The campus impact came faster than anticipated, he said, because Washington State University has already transferred its Pullman-based pharmacy program to Riverpoint and because Washington legislators agreed to pay for the construction of the Riverpoint WSU biomedical and health sciences building.

While Riverpoint has ramped up since 2009 faster than he predicted, Umbach also emphasized strategies that need to be focused before Riverpoint can grow to his estimated 2017 impact of $400 million per year.

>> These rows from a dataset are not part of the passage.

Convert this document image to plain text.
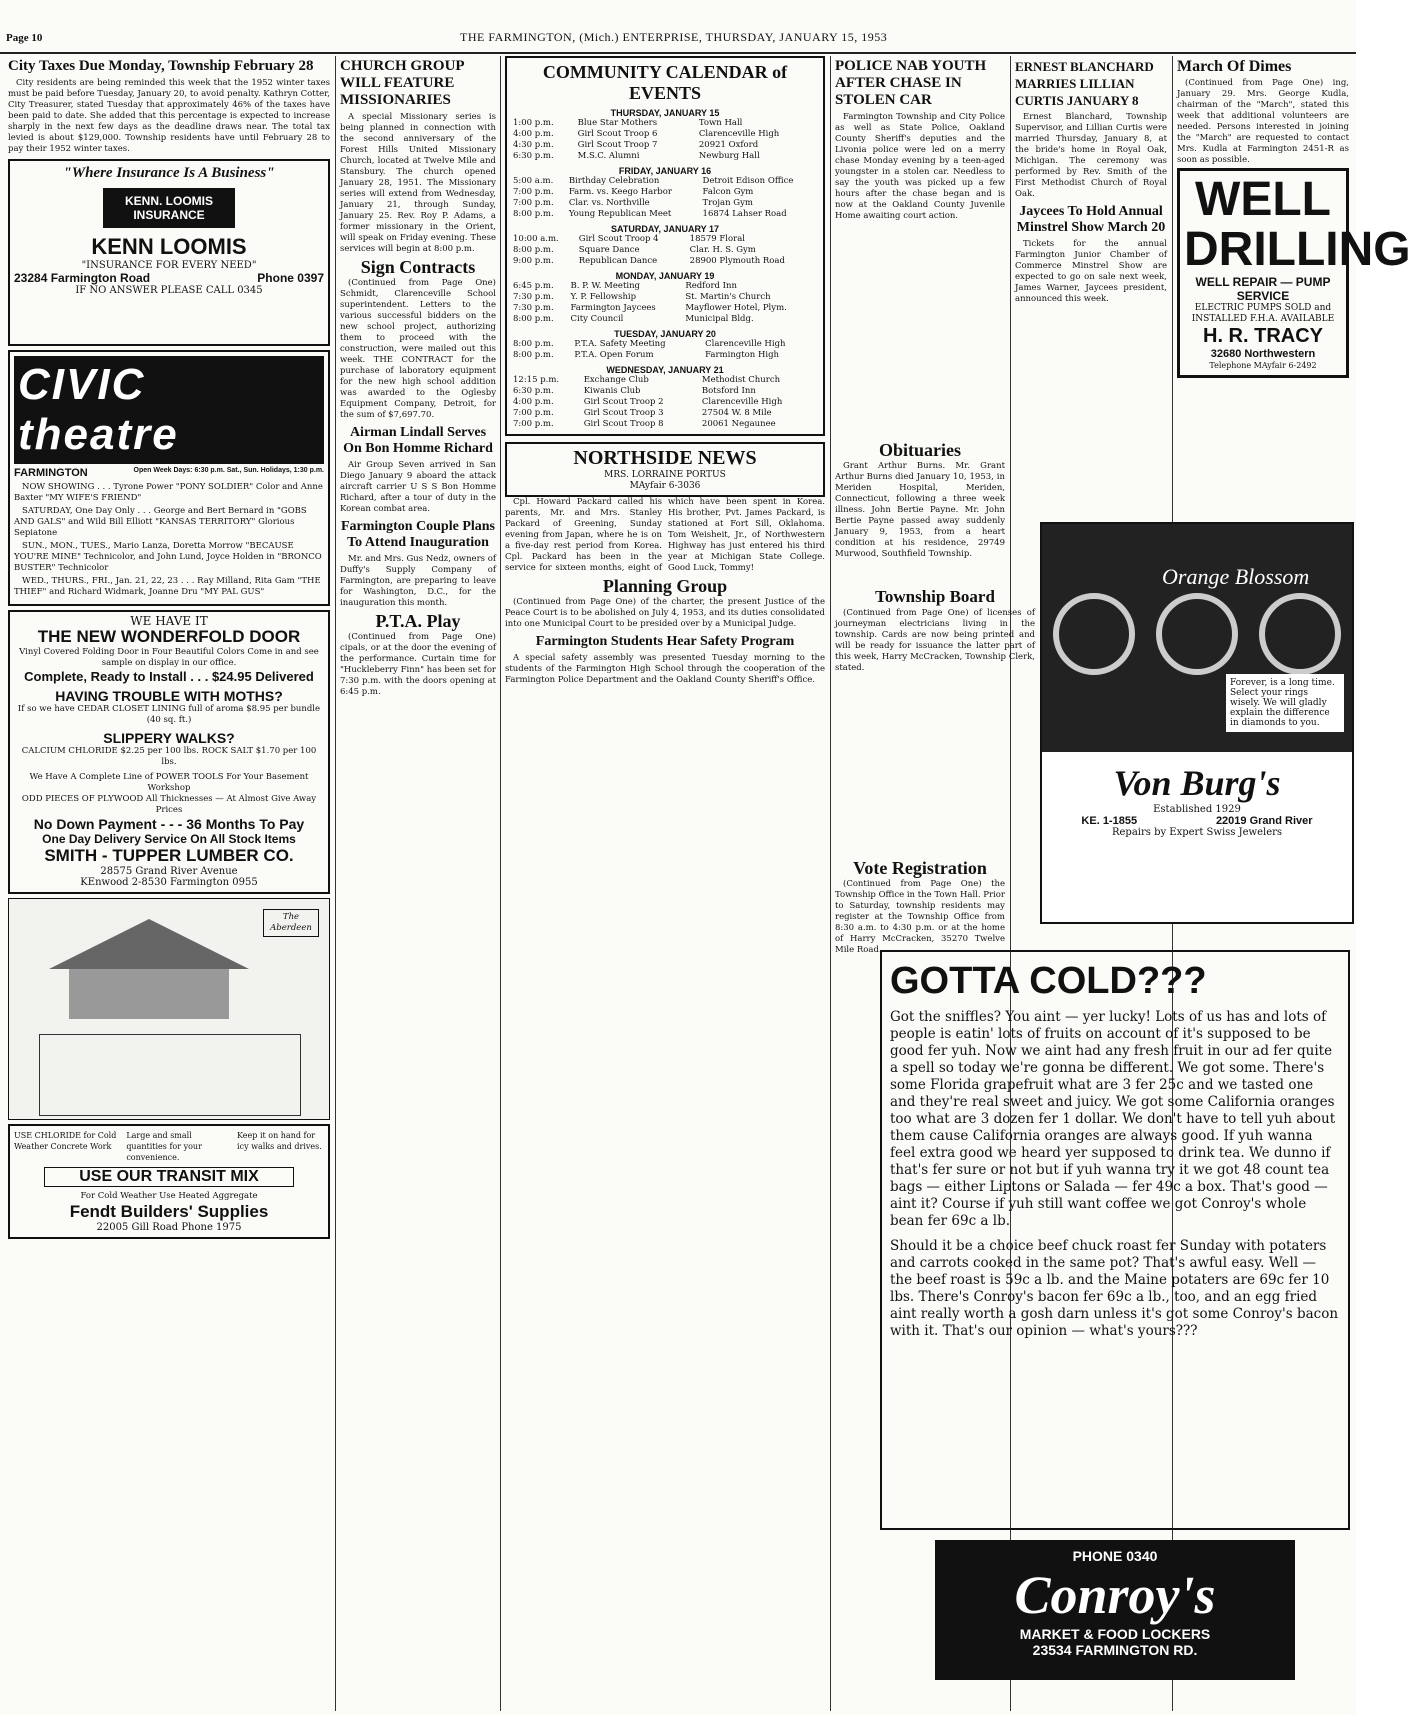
Page 10	THE FARMINGTON, (Mich.) ENTERPRISE, THURSDAY, JANUARY 15, 1953
City Taxes Due Monday, Township February 28

City residents are being reminded this week that the 1952 winter taxes must be paid before Tuesday, January 20, to avoid penalty. Kathryn Cotter, City Treasurer, stated Tuesday that approximately 46% of the taxes have been paid to date. She added that this percentage is expected to increase sharply in the next few days as the deadline draws near. The total tax levied is about $129,000. Township residents have until February 28 to pay their 1952 winter taxes.

"Where Insurance Is A Business"
KENN. LOOMIS INSURANCE
KENN LOOMIS
"INSURANCE FOR EVERY NEED"
23284 Farmington Road	Phone 0397
IF NO ANSWER PLEASE CALL 0345
CIVIC theatre
FARMINGTON	Open Week Days: 6:30 p.m. Sat., Sun. Holidays, 1:30 p.m.

NOW SHOWING . . . Tyrone Power "PONY SOLDIER" Color and Anne Baxter "MY WIFE'S FRIEND"

SATURDAY, One Day Only . . . George and Bert Bernard in "GOBS AND GALS" and Wild Bill Elliott "KANSAS TERRITORY" Glorious Sepiatone

SUN., MON., TUES., Mario Lanza, Doretta Morrow "BECAUSE YOU'RE MINE" Technicolor, and John Lund, Joyce Holden in "BRONCO BUSTER" Technicolor

WED., THURS., FRI., Jan. 21, 22, 23 . . . Ray Milland, Rita Gam "THE THIEF" and Richard Widmark, Joanne Dru "MY PAL GUS"

WE HAVE IT
THE NEW WONDERFOLD DOOR
Vinyl Covered Folding Door in Four Beautiful Colors Come in and see sample on display in our office.
Complete, Ready to Install . . . $24.95 Delivered
HAVING TROUBLE WITH MOTHS?
If so we have CEDAR CLOSET LINING full of aroma $8.95 per bundle (40 sq. ft.)
SLIPPERY WALKS?
CALCIUM CHLORIDE $2.25 per 100 lbs. ROCK SALT $1.70 per 100 lbs.
We Have A Complete Line of POWER TOOLS For Your Basement Workshop
ODD PIECES OF PLYWOOD All Thicknesses — At Almost Give Away Prices
No Down Payment - - - 36 Months To Pay
One Day Delivery Service On All Stock Items
SMITH - TUPPER LUMBER CO.
28575 Grand River Avenue
KEnwood 2-8530 Farmington 0955
The Aberdeen
USE CHLORIDE for Cold Weather Concrete Work
Large and small quantities for your convenience.
Keep it on hand for icy walks and drives.
USE OUR TRANSIT MIX
For Cold Weather Use Heated Aggregate
Fendt Builders' Supplies
22005 Gill Road Phone 1975
CHURCH GROUP WILL FEATURE MISSIONARIES

A special Missionary series is being planned in connection with the second anniversary of the Forest Hills United Missionary Church, located at Twelve Mile and Stansbury. The church opened January 28, 1951. The Missionary series will extend from Wednesday, January 21, through Sunday, January 25. Rev. Roy P. Adams, a former missionary in the Orient, will speak on Friday evening. These services will begin at 8:00 p.m.

Sign Contracts

(Continued from Page One) Schmidt, Clarenceville School superintendent. Letters to the various successful bidders on the new school project, authorizing them to proceed with the construction, were mailed out this week. THE CONTRACT for the purchase of laboratory equipment for the new high school addition was awarded to the Oglesby Equipment Company, Detroit, for the sum of $7,697.70.

Airman Lindall Serves On Bon Homme Richard

Air Group Seven arrived in San Diego January 9 aboard the attack aircraft carrier U S S Bon Homme Richard, after a tour of duty in the Korean combat area.

Farmington Couple Plans To Attend Inauguration

Mr. and Mrs. Gus Nedz, owners of Duffy's Supply Company of Farmington, are preparing to leave for Washington, D.C., for the inauguration this month.

P.T.A. Play

(Continued from Page One) cipals, or at the door the evening of the performance. Curtain time for "Huckleberry Finn" has been set for 7:30 p.m. with the doors opening at 6:45 p.m.

COMMUNITY CALENDAR of EVENTS
THURSDAY, JANUARY 15
1:00 p.m.	Blue Star Mothers	Town Hall
4:00 p.m.	Girl Scout Troop 6	Clarenceville High
4:30 p.m.	Girl Scout Troop 7	20921 Oxford
6:30 p.m.	M.S.C. Alumni	Newburg Hall
FRIDAY, JANUARY 16
5:00 a.m.	Birthday Celebration	Detroit Edison Office
7:00 p.m.	Farm. vs. Keego Harbor	Falcon Gym
7:00 p.m.	Clar. vs. Northville	Trojan Gym
8:00 p.m.	Young Republican Meet	16874 Lahser Road
SATURDAY, JANUARY 17
10:00 a.m.	Girl Scout Troop 4	18579 Floral
8:00 p.m.	Square Dance	Clar. H. S. Gym
9:00 p.m.	Republican Dance	28900 Plymouth Road
MONDAY, JANUARY 19
6:45 p.m.	B. P. W. Meeting	Redford Inn
7:30 p.m.	Y. P. Fellowship	St. Martin's Church
7:30 p.m.	Farmington Jaycees	Mayflower Hotel, Plym.
8:00 p.m.	City Council	Municipal Bldg.
TUESDAY, JANUARY 20
8:00 p.m.	P.T.A. Safety Meeting	Clarenceville High
8:00 p.m.	P.T.A. Open Forum	Farmington High
WEDNESDAY, JANUARY 21
12:15 p.m.	Exchange Club	Methodist Church
6:30 p.m.	Kiwanis Club	Botsford Inn
4:00 p.m.	Girl Scout Troop 2	Clarenceville High
7:00 p.m.	Girl Scout Troop 3	27504 W. 8 Mile
7:00 p.m.	Girl Scout Troop 8	20061 Negaunee
NORTHSIDE NEWS
MRS. LORRAINE PORTUS
MAyfair 6-3036

Cpl. Howard Packard called his parents, Mr. and Mrs. Stanley Packard of Greening, Sunday evening from Japan, where he is on a five-day rest period from Korea. Cpl. Packard has been in the service for sixteen months, eight of which have been spent in Korea. His brother, Pvt. James Packard, is stationed at Fort Sill, Oklahoma. Tom Weisheit, Jr., of Northwestern Highway has just entered his third year at Michigan State College. Good Luck, Tommy!

Planning Group

(Continued from Page One) of the charter, the present Justice of the Peace Court is to be abolished on July 4, 1953, and its duties consolidated into one Municipal Court to be presided over by a Municipal Judge.

Farmington Students Hear Safety Program

A special safety assembly was presented Tuesday morning to the students of the Farmington High School through the cooperation of the Farmington Police Department and the Oakland County Sheriff's Office.

POLICE NAB YOUTH AFTER CHASE IN STOLEN CAR

Farmington Township and City Police as well as State Police, Oakland County Sheriff's deputies and the Livonia police were led on a merry chase Monday evening by a teen-aged youngster in a stolen car. Needless to say the youth was picked up a few hours after the chase began and is now at the Oakland County Juvenile Home awaiting court action.

Obituaries

Grant Arthur Burns. Mr. Grant Arthur Burns died January 10, 1953, in Meriden Hospital, Meriden, Connecticut, following a three week illness. John Bertie Payne. Mr. John Bertie Payne passed away suddenly January 9, 1953, from a heart condition at his residence, 29749 Murwood, Southfield Township.

Vote Registration

(Continued from Page One) the Township Office in the Town Hall. Prior to Saturday, township residents may register at the Township Office from 8:30 a.m. to 4:30 p.m. or at the home of Harry McCracken, 35270 Twelve Mile Road.

ERNEST BLANCHARD MARRIES LILLIAN CURTIS JANUARY 8

Ernest Blanchard, Township Supervisor, and Lillian Curtis were married Thursday, January 8, at the bride's home in Royal Oak, Michigan. The ceremony was performed by Rev. Smith of the First Methodist Church of Royal Oak.

Jaycees To Hold Annual Minstrel Show March 20

Tickets for the annual Farmington Junior Chamber of Commerce Minstrel Show are expected to go on sale next week, James Warner, Jaycees president, announced this week.

Township Board

(Continued from Page One) of licenses of journeyman electricians living in the township. Cards are now being printed and will be ready for issuance the latter part of this week, Harry McCracken, Township Clerk, stated.

March Of Dimes

(Continued from Page One) ing, January 29. Mrs. George Kudla, chairman of the "March", stated this week that additional volunteers are needed. Persons interested in joining the "March" are requested to contact Mrs. Kudla at Farmington 2451-R as soon as possible.

WELL DRILLING
WELL REPAIR — PUMP SERVICE
ELECTRIC PUMPS SOLD and INSTALLED F.H.A. AVAILABLE
H. R. TRACY
32680 Northwestern
Telephone MAyfair 6-2492
Orange Blossom
Forever, is a long time. Select your rings wisely. We will gladly explain the difference in diamonds to you.
Von Burg's
Established 1929
KE. 1-1855	22019 Grand River
Repairs by Expert Swiss Jewelers
GOTTA COLD???

Got the sniffles? You aint — yer lucky! Lots of us has and lots of people is eatin' lots of fruits on account of it's supposed to be good fer yuh. Now we aint had any fresh fruit in our ad fer quite a spell so today we're gonna be different. We got some. There's some Florida grapefruit what are 3 fer 25c and we tasted one and they're real sweet and juicy. We got some California oranges too what are 3 dozen fer 1 dollar. We don't have to tell yuh about them cause California oranges are always good. If yuh wanna feel extra good we heard yer supposed to drink tea. We dunno if that's fer sure or not but if yuh wanna try it we got 48 count tea bags — either Liptons or Salada — fer 49c a box. That's good — aint it? Course if yuh still want coffee we got Conroy's whole bean fer 69c a lb.

Should it be a choice beef chuck roast fer Sunday with potaters and carrots cooked in the same pot? That's awful easy. Well — the beef roast is 59c a lb. and the Maine potaters are 69c fer 10 lbs. There's Conroy's bacon fer 69c a lb., too, and an egg fried aint really worth a gosh darn unless it's got some Conroy's bacon with it. That's our opinion — what's yours???

PHONE 0340
Conroy's
MARKET & FOOD LOCKERS
23534 FARMINGTON RD.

Since the state and the health care industry now face stiff financial challenges, the next four years of growth at Riverpoint will be funded more by private companies and businesses, Umbach said.

Umbach said Spokane offers advantages for pharmaceutical companies, medical device makers, health care analysts and bioscience innovators to form partnerships with other Riverpoint entities.

“Spokane will have to say, ‘Hey, we have what will soon be a four-year medical school and we have all these other things going on at Riverpoint. This is a good place for your business to be here, where it’s a great place to live and a great place to run a business,’ ” he said.

He said another strategy Spokane needs to address is the number of medical residencies created by the University of Washington’s regional WWAMI medical education program. WWAMI brings medical students from Washington, Wyoming, Alaska, Montana and Idaho to Spokane for one or more years of medical training.

After getting medical degrees, graduates start residencies in hospitals or clinics. Spokane has the capacity to support 44 WWAMI residencies, said Umbach, but the goal embraced by med school proponents is to get that number to 144 residencies.

Not only do residents tend to stay in the city where they work, their economic impact is significant, he said. Each resident generally accounts for at least four new jobs and about $1.5 million in local economic impact, he said.

Based on similar studies he conducts nationwide, Spokane has the advantage of widespread cooperation around Riverpoint, Umbach said. “In Spokane, it’s clearly not a case where you have groups working in their own silos and not with each other.”